Setting up a Captive Insurance Company - Do You Qualify?


What are captive insurance companies and why should you care?

If you have not yet read our other articles about captive insurance companies, you will want to check out Captive Insurance for Hotel Owners, which describes how hotel owners can protect their business and save money by forming a captive insurance company.

You should also look at The Benefits of Owning Captive Insurance Companies, which outlines a number of attractive "ancillary" benefits that enable owners of the captive to achieve certain business and personal objectives.

Who sets up captives?

What kind of business owners set up captive insurance companies? Starwood, Wyndham, and Harrah's (and many other hotel and gaming companies) all have captives. Marriott's captive was used to pay for part of the cost of rebuilding its hotel in Islamabad, Pakistan, after a suicide truck bombing destroyed it in September 2008.
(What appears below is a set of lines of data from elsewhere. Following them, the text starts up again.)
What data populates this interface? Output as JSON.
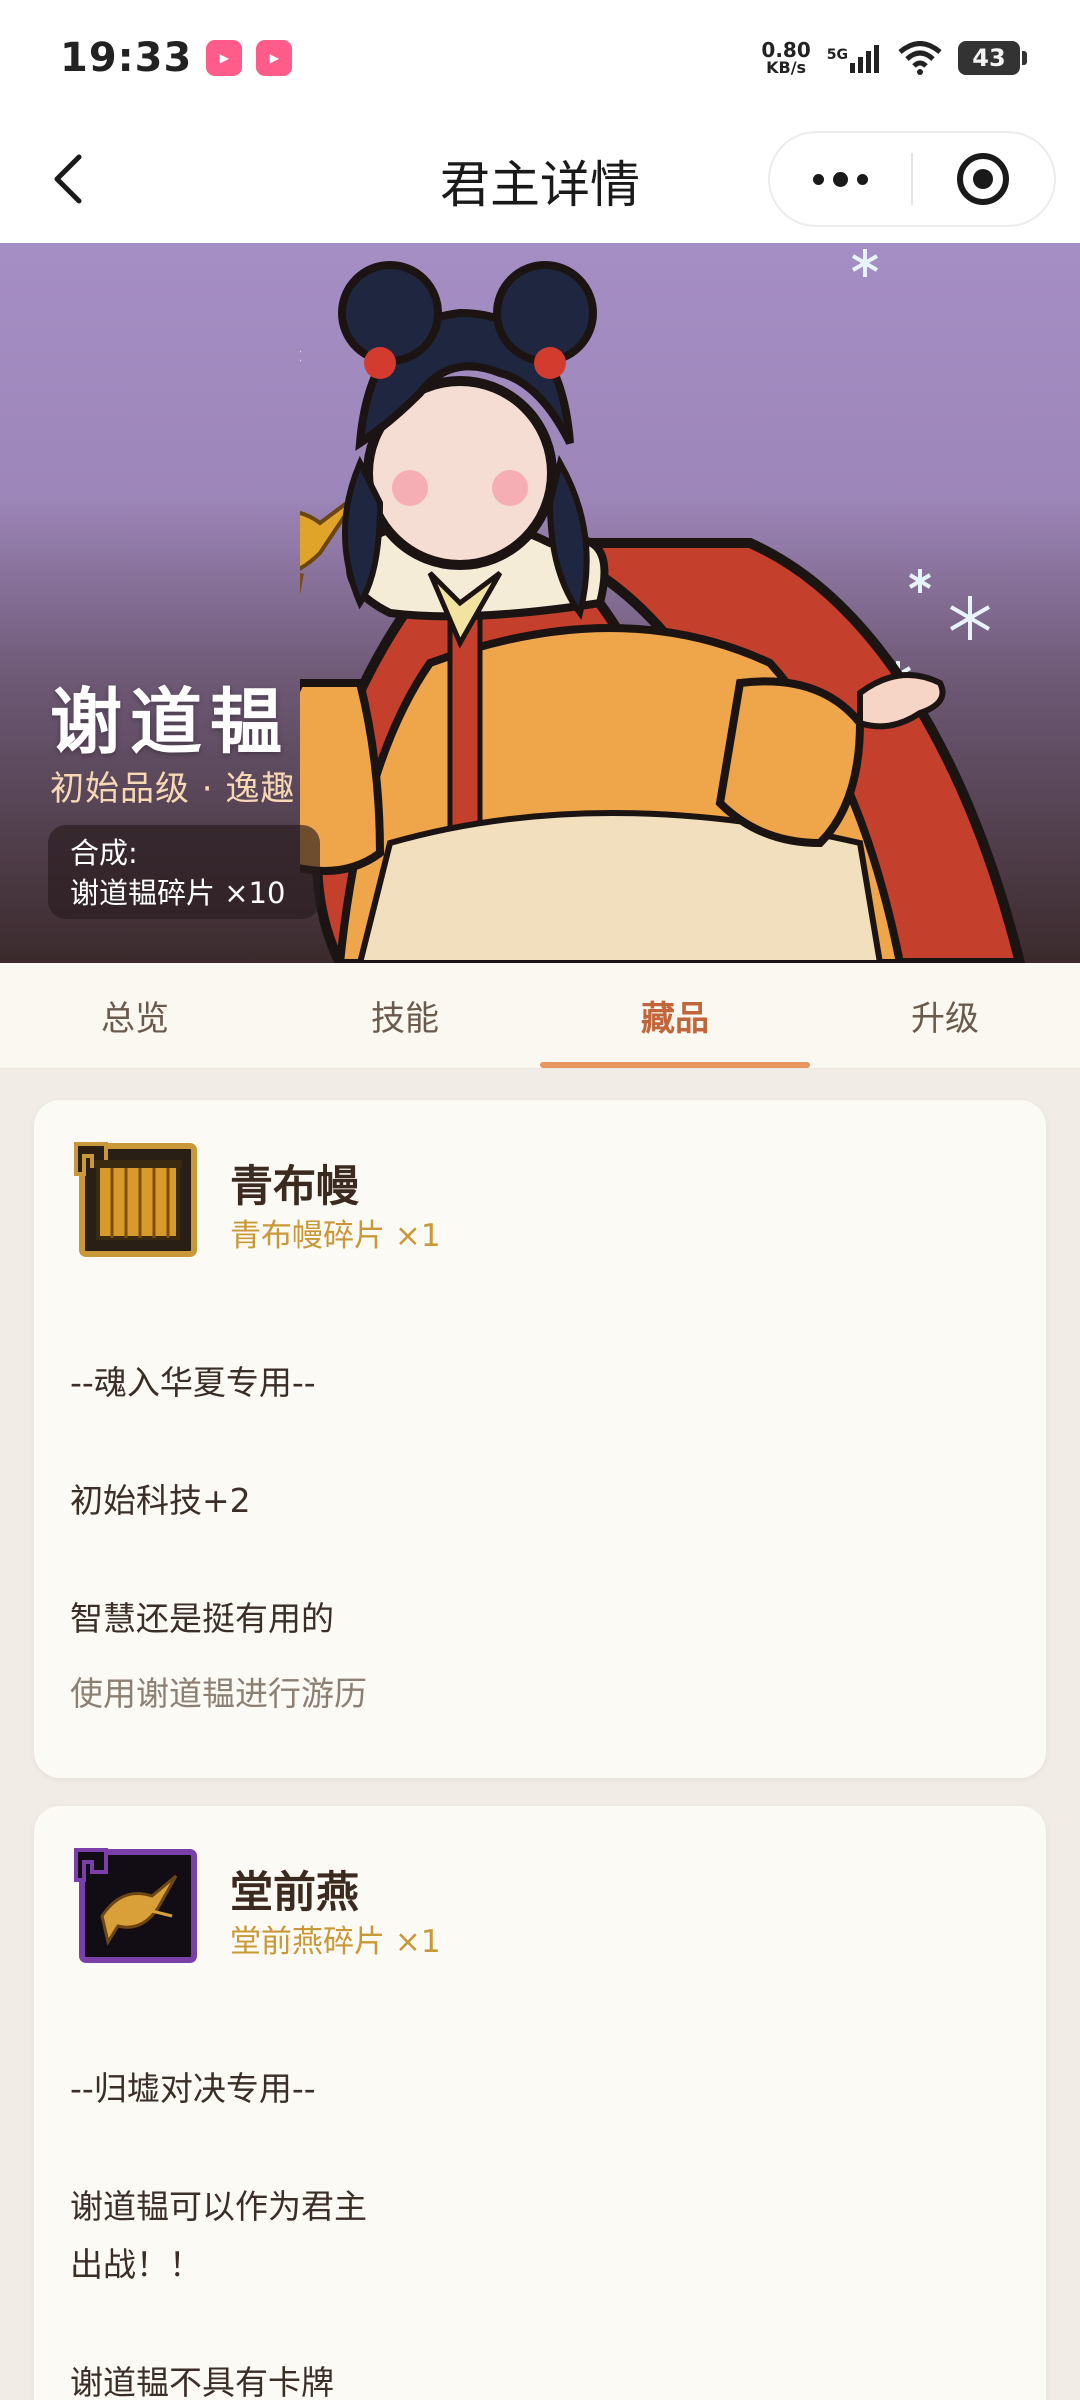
{
  "status_bar": {
    "time": "19:33",
    "app_badges": [
      "bilibili",
      "bilibili"
    ],
    "net_speed_value": "0.80",
    "net_speed_unit": "KB/s",
    "network": "5G",
    "battery": "43",
    "icons": [
      "signal-icon",
      "wifi-icon",
      "battery-icon"
    ]
  },
  "nav": {
    "title": "君主详情",
    "back_icon": "chevron-left-icon",
    "more_icon": "more-dots-icon",
    "close_icon": "target-circle-icon"
  },
  "hero": {
    "name": "谢道韫",
    "grade": "初始品级 · 逸趣",
    "synth_label": "合成:",
    "synth_value": "谢道韫碎片 ×10"
  },
  "tabs": [
    {
      "label": "总览",
      "active": false
    },
    {
      "label": "技能",
      "active": false
    },
    {
      "label": "藏品",
      "active": true
    },
    {
      "label": "升级",
      "active": false
    }
  ],
  "cards": [
    {
      "name": "青布幔",
      "fragment": "青布幔碎片 ×1",
      "icon": "blue-curtain-icon",
      "icon_color": "#c99838",
      "lines": [
        "--魂入华夏专用--",
        "初始科技+2",
        "智慧还是挺有用的"
      ],
      "hint": "使用谢道韫进行游历"
    },
    {
      "name": "堂前燕",
      "fragment": "堂前燕碎片 ×1",
      "icon": "swallow-icon",
      "icon_color": "#7a3fa8",
      "lines": [
        "--归墟对决专用--",
        "谢道韫可以作为君主",
        "出战！！",
        "谢道韫不具有卡牌"
      ]
    }
  ],
  "colors": {
    "accent": "#c0663a",
    "tab_underline": "#e7965f",
    "fragment_text": "#c99838",
    "hero_top": "#a58ec4",
    "hero_bottom": "#3b2a2c"
  }
}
Virtually all major private home builders have captives (dealing with construction defect claims and subsidence claims) as do most major owners of car dealerships and other companies that sell extended warranty insurance contracts (for example, Best Buy).

Numerous firms in the construction and manufacturing businesses have also formed captive insurance companies. Finally, the vast majority of the Fortune 500 own captive insurance companies. A captive insurance company might be right for you, too.

But you don't have to be that big to benefit from a captive insurance company. Here are some ways to determine if it might make sense for you.

When should you think about setting up a captive?

While each business has unique factors that may impact the viability of a captive insurance company, here are three pretty good indicators of whether a captive insurance company makes sense for a hotel owner. If you meet any one of these tests, you should look further into this opportunity.

  • If your hotel business has annual sales of at least $75 million - $100 million, or
  • If your current commercial property and casualty (P&C) premiums are at least $500,000 annually, or
  • If you suffered a recent large casualty loss (e.g., wind and weather, flood, fire, a sexual harassment lawsuit)

When deciding whether to establish a captive, the hotel owner should be prepared to pay premiums of at least $500,000 on the new policies that will cover risks insured by the captive, as determined by independent actuaries. Since most of these risks are outside the scope of the existing commercial P&C coverage, this amount will be in addition to current premiums. Since all of the captive policies are based on "claims made" during the premium year (the ensuing 12 months), it is not required that the same coverage be continued each year. The policies can be changed or eliminated or new policies written from year to year.

Many legal, insurance and financial considerations bear on the decision to form a captive insurance company, so always obtain the advice of experienced professionals early in the process.